Fünf Absolventen der Hochschule in Schweinfurt wurden für ihre hervorragenden Diplomarbeiten sowie für eine eine Bachelorarbeit ausgezeichnet durch die Hans-Wilhelm-Renkhoff-Stiftung sowie die Gesellschaft der Förderer und Freunde der FHWS e.V.. Als Preis gab´s dafür jeweils 1500 Euro. In der Rathausdiele in Schweinfurt bekam zudem der aus Malaysia stammende Mohammed Bin Yusof 1000 Euro als bester ausländischer Student.
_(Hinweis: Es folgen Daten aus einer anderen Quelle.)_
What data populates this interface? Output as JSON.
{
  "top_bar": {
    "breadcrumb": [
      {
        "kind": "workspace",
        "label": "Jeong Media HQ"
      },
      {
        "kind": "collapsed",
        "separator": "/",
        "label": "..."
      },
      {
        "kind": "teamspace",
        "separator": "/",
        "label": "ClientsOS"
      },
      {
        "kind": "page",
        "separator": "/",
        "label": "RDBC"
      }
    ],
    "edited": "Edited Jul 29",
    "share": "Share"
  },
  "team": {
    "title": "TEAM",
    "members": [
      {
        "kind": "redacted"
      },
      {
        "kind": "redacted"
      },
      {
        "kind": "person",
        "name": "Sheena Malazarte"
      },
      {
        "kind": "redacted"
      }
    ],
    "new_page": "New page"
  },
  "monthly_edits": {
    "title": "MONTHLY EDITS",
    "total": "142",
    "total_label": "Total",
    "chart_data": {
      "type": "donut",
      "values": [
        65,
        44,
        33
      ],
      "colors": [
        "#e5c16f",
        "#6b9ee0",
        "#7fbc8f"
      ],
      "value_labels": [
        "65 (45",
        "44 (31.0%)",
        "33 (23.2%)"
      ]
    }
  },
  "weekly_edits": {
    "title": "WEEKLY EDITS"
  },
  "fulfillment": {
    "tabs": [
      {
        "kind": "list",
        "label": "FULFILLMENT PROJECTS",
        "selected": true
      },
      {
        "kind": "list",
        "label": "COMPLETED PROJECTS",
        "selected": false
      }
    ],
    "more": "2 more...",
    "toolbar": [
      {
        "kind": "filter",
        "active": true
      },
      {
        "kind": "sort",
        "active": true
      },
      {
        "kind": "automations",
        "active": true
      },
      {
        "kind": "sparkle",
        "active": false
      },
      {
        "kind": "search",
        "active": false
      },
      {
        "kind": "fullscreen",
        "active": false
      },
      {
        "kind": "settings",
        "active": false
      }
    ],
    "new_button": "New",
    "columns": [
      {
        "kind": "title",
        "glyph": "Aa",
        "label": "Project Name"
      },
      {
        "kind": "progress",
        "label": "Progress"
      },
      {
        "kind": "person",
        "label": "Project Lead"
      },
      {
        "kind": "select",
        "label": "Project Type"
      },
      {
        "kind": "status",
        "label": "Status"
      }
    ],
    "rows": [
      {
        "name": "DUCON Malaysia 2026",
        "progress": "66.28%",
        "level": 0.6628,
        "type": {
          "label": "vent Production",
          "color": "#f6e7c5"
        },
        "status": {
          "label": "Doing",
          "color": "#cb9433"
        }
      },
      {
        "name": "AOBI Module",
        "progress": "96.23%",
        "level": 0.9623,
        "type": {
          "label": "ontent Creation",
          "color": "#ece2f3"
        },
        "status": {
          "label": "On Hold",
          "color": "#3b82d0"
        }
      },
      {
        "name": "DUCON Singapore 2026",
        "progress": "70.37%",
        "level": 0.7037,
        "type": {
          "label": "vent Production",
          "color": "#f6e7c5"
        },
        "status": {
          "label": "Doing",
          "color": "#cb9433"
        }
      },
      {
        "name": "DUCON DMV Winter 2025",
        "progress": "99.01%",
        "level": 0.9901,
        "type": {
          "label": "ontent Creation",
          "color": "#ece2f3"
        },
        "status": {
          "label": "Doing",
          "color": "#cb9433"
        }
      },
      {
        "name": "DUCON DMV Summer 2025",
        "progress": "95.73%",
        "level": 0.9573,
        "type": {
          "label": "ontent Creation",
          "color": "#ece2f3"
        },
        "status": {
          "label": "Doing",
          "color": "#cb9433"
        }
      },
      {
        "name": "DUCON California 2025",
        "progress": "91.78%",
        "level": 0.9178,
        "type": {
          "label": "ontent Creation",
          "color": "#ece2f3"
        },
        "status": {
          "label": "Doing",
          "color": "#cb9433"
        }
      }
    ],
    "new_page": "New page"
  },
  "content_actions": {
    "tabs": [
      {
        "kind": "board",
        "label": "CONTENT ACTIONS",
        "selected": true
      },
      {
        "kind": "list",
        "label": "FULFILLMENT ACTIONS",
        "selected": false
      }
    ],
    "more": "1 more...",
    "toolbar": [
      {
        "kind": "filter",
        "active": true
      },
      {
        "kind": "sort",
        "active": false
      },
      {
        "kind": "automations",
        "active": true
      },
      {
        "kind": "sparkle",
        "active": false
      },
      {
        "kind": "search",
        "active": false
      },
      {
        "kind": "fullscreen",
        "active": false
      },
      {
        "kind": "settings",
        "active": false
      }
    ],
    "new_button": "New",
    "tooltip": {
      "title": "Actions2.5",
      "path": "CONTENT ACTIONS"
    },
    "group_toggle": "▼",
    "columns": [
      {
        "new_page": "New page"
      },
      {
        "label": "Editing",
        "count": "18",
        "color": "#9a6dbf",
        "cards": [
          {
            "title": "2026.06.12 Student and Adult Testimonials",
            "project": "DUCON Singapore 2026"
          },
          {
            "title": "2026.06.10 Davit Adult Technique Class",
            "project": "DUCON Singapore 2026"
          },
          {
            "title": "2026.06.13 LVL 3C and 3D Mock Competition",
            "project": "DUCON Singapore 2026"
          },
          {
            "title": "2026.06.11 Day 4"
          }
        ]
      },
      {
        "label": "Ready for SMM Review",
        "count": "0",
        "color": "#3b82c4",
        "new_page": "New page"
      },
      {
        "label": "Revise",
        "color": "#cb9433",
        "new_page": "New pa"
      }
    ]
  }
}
Als Festredner hatte Innenstaatssekretär Gerhard Eck fast ein Heimspiel und lobte die Fachhochschule als "ganz wichtigen Impulsgeber, Partner und anerkannte Talentschmiede für den Führungsnachwuchs unserer Unternehmen. Die Weichen für morgen stellen" würden die Absolventen. "Eine Investition in Wissen bringt noch immer die besten Zinsen", zitierte Eck den amerikanischen Ökonomen Benjamin Franklin. Gute Ausbildung sei das Kernelement der Zukunftssicherung für jeden persönlich. Das "Ticket in die Zukunft" sei Bildung, weshalb Bayern dafür zusätzlich zwei Milliarden Euro investiere. 38.000 neue Studienplätze finanziere das bayernweit. Für die Hochschule Würzburg-Schweinfurt heißt das: 1450 neue Plätze entstehen, dazu 70 neue Stellen. 2500 momentane Erstsemester bedeuten jetzt schon einen neuen Rekord.

Fast 900 Millionen Euro fließen aus der Initiative "Aufbruch Bayern" in Bauvorhaben an bayerischen Hochschulen und Universitäten. "Das ist ein enormer finanzieller Kraftakt", weiß Eck. Doch die Anstrengungen würden sich auszahlen: Gerade in Unterfranken stünde Hans-Wilhelm Renkhoff als Stifter der Auszeichnungen und Mitbegründer des Unternehmens WAREMA beispielhaft für die Stärke der heimischen Wirtschaft. "Bayerns Stärke sind seine Menschen. Unser Rohstoff sind ihr Ideenreichtum, ihre Leistungsbereitschaft und ihre Innovationskraft", lobte Eck und sieht die verliehenen Preise als einen "Weg, junge Menschen dafür zu motivieren, auch künftig Wegweisendes zu schaffen".

Angelique Renkhoff-Mücke, Vorsitzende des Stiftungsrates, sieht die Hochschule "durch diese fünf hervorragenden Abschlussarbeiten ausgezeichnet in der Öffentlichkeit dargestellt". Oberbürgermeister und Gastgeber Sebastian Remelé wünschte "den gleichen Erfolg beim Berufsstart", erinnerte an seine Zeit als Student und stellte seine Stadt als diejenige vor mit der höchsten Arbeitsplatzdichte in ganz Deutschland. Auf 53.000 Einwohner kommen 50.000 Arbeitsplätze. Remelé verpflichtete die Absolventen aber auch zum "Engagement für die Gesellschaft über ihre berufliche Karriere hinaus. Denn auf ihre Kompetenz, Intelligenz und ihren Enthusiasmus möchte die Bürgerschaft nicht verzichten". FH-Präsident Prof. Dr. Dr. h.c. Heribert Weber wies auf die über 1000 Abschlussarbeiten jedes Jahr hin, von denen eben nur wenige prämiert werden können. Mit Geldpreisen, nicht aber mit ausgezeichnetem Wein aus Würzburg. Denn den bekamen nur Gerhard Eck und Sebastian Remelé.